Some people groove on having everything laid out and planned for each day. Other people don’t really want that much structure in their lives. They are often on holiday to escape this kind of scheduling and structure.

You, clearly groove on it. As you can see, lots of people aren’t the same as you.

The factor is flexibility, A bit of the unknown and being open to the good stuff while traveling. That can not be preplanned, preplanning destroys much of the magic that happens during travel, so unless there is a good reason I like to keep my options open to where I want to go at the moment. I do find that good things really happen traveling that way, but if sticking to a plan it seems more like a guided tour with everything regimented. I actually feel sorry for what people miss when they overplan their days.

But have to admit traveling to Paris, I did find it unique that there were very long lines for everything, other places not so much. Not saying there are no lines or even long lines elsewhere, but Paris seemed to have some of the longest lines. So yes your plan paid off there (though I took the stairs up the tower, which had a shorter line plus I got to walk up/ ride down, which being a hiker is ideal), but spent about 2 hours standing around to tour the catacombs.

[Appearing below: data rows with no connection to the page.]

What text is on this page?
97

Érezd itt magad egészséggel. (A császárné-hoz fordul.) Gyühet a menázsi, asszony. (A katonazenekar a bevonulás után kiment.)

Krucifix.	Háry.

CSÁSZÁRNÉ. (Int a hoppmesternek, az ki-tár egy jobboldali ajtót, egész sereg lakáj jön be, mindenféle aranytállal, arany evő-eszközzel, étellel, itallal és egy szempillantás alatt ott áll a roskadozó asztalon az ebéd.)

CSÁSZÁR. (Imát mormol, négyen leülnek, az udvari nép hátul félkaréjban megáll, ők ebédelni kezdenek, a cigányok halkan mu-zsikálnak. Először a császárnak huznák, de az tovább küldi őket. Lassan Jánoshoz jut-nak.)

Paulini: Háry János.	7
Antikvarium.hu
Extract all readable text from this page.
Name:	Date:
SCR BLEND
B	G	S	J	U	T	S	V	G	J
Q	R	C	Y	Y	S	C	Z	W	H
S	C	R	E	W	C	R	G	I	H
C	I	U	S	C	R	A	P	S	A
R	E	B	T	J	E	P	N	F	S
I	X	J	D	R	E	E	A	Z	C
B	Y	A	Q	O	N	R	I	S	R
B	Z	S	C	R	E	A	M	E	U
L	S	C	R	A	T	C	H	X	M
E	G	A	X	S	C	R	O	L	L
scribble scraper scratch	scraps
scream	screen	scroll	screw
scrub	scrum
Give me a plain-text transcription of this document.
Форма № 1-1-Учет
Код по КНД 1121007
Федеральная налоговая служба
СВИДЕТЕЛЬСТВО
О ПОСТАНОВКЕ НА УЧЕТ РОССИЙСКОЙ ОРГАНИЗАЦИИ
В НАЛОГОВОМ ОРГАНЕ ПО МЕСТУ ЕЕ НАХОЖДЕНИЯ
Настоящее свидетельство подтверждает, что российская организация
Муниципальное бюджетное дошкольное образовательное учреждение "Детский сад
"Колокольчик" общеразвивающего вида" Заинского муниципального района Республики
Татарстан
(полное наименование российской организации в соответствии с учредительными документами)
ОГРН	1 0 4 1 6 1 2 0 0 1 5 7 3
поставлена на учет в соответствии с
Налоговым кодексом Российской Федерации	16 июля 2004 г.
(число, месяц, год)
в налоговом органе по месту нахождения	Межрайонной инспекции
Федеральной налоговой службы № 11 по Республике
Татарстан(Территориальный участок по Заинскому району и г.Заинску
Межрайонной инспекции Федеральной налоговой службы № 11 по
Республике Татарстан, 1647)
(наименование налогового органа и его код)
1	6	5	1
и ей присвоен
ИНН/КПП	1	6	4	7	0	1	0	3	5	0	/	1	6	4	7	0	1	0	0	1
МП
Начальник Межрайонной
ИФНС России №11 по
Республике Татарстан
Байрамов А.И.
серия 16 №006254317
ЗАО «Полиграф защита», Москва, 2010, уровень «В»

I’m usually a hybrid tourist. We honeymooned in Europe, and I made reservations for a rental car and a nice hotel on our first night and last night. The two weeks in between, we were footloose (“Huh, up this side road, there’s a village called Ootlingen. Let’s check it out. They’ve got to have a patisserie, right?”).

But we had zero interest in doing touristy things. No lines for little cafés and bars. I had a whole afternoon with a beautiful view of the Eiffel Tower… from the roof of a department store. My wife shopped, while I sat with a book. All alone, except for the lad who was manning the rooftop wine ‘n’ croissants trolley… on the roof. Ahhh… quelle belle vie!

I do wonder if some of this is cultural. “Ah’m an Amur’can who makes a flow chart of every trip. And mah time’s too important to stand around!” vs “Oh, hello, I’m a Brit who does so enjoy queuing up for any reason… I even enjoy saying ‘queuing’. Queuing!”